Soy fumador empedernido y por lo tanto me encuentro en el centro de la diana de la ley antitabaco. Indudablemente creo que los hábitos no se pueden cambiar por decreto sino por educación y concienciación pero, como decían los romanos, lex dura sed lex y hay que cumplirla siempre que haya sido aprobada democráticamente por nuestros representantes en Cortes. Como es el caso.
Lo que me entristece es leer los comentarios que hacen los lectores en los foros de los periódicos. Una vez más, por un motivo nimio, se han levantado torbellinos de intransigencia de forma que la idea con que te quedas es que los fumadores son unos seres repugnantes casi casi asesinos de niños o que los no fumadores son unos nazis que vuelven a pedir campos de exterminio o poco menos. O dicho de otro modo, se ha abierto otro frente del tremendo o conmigo o contra mí.
Si nos fijamos en cualquier campo del juego de la convivencia, casi siempre funcionamos así: mi aldea, mi región, mi club de fútbol, mi campanario o mi postura política. Recuerdo que siendo chaval nos íbamos a las discotecas de nuestra ciudad vecina porque allí las niñas eran más frescas; y viceversa, los de la otra ciudad se venían a la nuestra por idéntica razón.
Repasemos la historia que es un ejercicio que siempre abre las ventanas de la mente. Durante casi toda la Edad Media, por no irme más atrás, nuestra tierra fue plural en los cultural, religioso y, en ocasiones, incluso en lo étnico. Había obispos en la Córdoba califal y los Omeya se casaban con princesas navarras. Se construían mezquitas junto a las iglesias, separadas quizás por la sinagoga. No es que no hubiese conflictos, pero se convivía.
Con el advenimiento del concepto de Estado regido por fuertes monarquías, este entramado de convivencia más o menos firme se va a hacer puños pa'hoces. Nuestros Reyes Católicos y sus inmediatos descendientes imponen la religión, cultura, modos y hábitos únicos. El instrumento fue el tribunal de la Santa Inquisición. A partir de ahí, todo sospechoso de “otredad”, de ser distinto, de pensar, razonar, sentir o creer de otra forma, podía ser detenido e incluso condenado por la temida institución eclesial respaldada por el Estado. El peligro de perder bienes, libertad o incluso vida, lleva al súbdito a intentar mostrar su conformidad total con lo establecido: yo como cerdo, yo no me lavo, yo voy a misa los domingos y soy descendiente de cristianos desde Viriato. Es más, demuestro mi odio -e incluso delato de forma anónima- al que no sea como yo.

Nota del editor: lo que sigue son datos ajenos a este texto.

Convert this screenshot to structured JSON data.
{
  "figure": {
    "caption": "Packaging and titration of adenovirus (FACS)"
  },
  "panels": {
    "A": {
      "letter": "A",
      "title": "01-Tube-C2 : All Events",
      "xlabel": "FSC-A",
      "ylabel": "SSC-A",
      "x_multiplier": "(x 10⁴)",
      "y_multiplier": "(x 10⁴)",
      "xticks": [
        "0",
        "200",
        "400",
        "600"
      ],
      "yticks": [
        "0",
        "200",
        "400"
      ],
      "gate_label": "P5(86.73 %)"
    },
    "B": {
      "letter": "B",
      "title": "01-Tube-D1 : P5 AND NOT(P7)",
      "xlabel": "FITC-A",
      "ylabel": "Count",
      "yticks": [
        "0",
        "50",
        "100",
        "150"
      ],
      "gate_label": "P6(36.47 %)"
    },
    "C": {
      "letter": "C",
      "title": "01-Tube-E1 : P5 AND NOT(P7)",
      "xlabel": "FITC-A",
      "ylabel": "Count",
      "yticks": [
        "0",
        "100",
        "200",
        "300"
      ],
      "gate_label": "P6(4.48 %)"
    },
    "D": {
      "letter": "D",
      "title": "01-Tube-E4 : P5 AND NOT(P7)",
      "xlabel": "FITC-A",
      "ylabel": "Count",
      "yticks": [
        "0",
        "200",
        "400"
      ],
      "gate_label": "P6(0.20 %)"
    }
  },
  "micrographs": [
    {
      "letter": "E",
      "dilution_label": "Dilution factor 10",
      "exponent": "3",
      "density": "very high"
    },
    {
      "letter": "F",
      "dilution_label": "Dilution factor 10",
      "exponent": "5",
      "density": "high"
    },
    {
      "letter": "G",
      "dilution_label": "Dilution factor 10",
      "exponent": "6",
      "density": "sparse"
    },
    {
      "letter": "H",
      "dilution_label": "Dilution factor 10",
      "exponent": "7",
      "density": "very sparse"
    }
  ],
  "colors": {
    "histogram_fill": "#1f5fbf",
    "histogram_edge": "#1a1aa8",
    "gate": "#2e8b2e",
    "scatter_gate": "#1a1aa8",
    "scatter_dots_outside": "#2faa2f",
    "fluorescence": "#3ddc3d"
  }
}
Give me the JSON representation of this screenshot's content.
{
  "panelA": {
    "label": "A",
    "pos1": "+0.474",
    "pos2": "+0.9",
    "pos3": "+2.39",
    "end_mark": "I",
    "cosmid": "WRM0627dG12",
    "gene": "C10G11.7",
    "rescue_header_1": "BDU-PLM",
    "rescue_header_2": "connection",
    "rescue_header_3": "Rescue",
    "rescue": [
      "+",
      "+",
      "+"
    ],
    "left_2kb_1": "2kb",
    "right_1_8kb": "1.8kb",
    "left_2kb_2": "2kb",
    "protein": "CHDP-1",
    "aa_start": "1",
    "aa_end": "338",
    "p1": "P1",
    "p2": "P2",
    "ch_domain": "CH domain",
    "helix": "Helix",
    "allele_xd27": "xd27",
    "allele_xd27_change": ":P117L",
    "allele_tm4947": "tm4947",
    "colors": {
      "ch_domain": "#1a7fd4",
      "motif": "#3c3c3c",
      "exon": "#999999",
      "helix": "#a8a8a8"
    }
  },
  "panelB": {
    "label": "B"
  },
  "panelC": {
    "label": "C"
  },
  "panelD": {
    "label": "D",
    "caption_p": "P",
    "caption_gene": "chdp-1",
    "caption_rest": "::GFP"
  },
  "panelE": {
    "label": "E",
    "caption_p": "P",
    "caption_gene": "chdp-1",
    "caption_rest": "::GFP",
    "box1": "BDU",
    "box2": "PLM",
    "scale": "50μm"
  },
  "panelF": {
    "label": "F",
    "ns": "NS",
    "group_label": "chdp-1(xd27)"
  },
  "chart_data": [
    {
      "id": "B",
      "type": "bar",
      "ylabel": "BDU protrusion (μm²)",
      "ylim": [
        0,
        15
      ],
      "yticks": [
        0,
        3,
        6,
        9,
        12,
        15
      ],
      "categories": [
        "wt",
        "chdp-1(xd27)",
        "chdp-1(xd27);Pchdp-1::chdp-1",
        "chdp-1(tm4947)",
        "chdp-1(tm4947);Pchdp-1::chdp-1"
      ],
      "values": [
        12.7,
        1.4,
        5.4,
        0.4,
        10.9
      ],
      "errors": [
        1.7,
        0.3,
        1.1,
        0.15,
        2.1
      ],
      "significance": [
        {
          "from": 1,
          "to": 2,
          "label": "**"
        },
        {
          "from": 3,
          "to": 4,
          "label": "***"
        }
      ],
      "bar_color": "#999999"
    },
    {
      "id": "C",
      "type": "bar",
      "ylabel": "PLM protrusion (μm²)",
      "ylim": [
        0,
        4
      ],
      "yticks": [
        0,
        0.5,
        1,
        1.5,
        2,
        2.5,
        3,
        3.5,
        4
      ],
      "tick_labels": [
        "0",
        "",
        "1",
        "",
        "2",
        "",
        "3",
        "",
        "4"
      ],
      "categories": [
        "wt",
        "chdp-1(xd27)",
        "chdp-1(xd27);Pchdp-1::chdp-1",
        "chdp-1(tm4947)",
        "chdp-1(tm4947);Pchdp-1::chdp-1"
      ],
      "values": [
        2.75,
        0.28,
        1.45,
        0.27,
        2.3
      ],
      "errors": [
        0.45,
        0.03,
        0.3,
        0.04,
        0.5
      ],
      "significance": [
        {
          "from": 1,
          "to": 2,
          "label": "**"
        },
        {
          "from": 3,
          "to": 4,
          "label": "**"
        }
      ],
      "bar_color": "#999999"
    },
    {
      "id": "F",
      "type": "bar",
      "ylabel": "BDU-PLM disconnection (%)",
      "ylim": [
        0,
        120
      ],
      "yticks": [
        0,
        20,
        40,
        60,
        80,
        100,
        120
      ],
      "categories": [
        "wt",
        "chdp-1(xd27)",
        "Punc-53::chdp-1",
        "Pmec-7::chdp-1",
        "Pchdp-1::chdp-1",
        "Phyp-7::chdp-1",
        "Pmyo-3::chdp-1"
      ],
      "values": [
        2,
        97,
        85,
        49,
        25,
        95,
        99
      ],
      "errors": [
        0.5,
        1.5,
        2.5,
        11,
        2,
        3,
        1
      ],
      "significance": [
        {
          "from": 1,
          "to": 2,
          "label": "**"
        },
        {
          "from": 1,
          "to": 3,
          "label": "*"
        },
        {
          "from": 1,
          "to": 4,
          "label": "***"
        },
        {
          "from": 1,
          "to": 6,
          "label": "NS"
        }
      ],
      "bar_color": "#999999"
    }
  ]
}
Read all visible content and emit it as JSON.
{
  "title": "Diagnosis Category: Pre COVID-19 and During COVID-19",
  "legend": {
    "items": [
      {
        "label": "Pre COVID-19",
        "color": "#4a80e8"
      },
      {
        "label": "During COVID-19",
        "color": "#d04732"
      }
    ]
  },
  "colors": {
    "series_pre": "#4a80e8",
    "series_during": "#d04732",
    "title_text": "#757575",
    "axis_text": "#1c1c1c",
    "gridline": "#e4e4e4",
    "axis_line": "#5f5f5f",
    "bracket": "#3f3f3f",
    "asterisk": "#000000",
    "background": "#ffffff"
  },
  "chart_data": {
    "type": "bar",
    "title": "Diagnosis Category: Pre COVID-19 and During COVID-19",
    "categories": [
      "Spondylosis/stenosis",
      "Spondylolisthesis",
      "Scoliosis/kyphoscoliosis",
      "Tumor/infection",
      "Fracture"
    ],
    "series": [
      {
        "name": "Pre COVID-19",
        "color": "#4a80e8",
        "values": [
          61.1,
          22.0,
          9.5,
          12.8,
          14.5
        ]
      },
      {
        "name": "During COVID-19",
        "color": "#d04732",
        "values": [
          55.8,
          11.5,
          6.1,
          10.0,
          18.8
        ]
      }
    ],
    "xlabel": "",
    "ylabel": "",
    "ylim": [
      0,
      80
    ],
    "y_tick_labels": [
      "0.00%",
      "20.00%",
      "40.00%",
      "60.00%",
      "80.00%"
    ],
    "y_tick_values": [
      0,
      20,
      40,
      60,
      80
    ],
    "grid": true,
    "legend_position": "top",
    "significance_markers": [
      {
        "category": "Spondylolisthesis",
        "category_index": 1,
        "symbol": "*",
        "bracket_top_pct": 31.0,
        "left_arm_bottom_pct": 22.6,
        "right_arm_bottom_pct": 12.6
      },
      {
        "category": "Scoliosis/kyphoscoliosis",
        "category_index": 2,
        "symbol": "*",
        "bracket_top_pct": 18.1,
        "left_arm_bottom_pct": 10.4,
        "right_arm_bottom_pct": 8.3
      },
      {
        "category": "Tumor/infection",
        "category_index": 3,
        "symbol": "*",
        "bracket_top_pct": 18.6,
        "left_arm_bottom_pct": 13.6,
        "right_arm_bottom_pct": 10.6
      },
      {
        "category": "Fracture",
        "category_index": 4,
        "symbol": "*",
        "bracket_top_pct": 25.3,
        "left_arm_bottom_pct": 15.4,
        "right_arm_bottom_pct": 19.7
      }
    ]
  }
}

Con la llegada del Estado liberal el súbdito pasa a ciudadano y se abre tremendamente el campo de opciones que tiene para escoger su pensamiento y comportamiento. Pero el hábito de siglos de represión, de que el “otro” es el malvado, el equivocado, aquél al que las verdades del barquero se le deben imponer como fuere, sin ponernos a reflexionar sobre ellas, ese hábito como decía, ha quedado ahí, enraizado en el subconsciente colectivo. No es que los españoles, como dice el tópico, seamos más individualistas, o de sangre más caliente o más violentos que los ciudadanos de otras latitudes. Es que nuestra historia es distinta por la represión inquisitorial que sufrimos durante siglos que impidió el desarrollo de una conciencia de pluralidad y eso no lo arreglamos tan fácil ni en 30 años de democracia, ni en bastantes más.
De ahí las dos Españas que han de helarnos el corazón. Don Antonio Machado no pensaba (quizás) más que en la España oscurantista frente la abierta a nuevos horizontes pero hemos conseguido desarrollar muchas más: barcelonista-madridista, nacionalista-centralista, Madrid-provincias, feminista-machista, mi pueblo-el tuyo, fumadores-no fumadores y así, como se dice en matemáticas, hasta el límite en que X tiende a infinito, siendo X la opción personal que escojamos.
Menos mal que somos flexibles. Pongo un ejemplo: cuando me apeo del coche paso de ser furibundo conductor que me cisco en todos los imprudentes peatones a furibundo peatón que me cisco en todos los salvajes conductores. Y así vamos.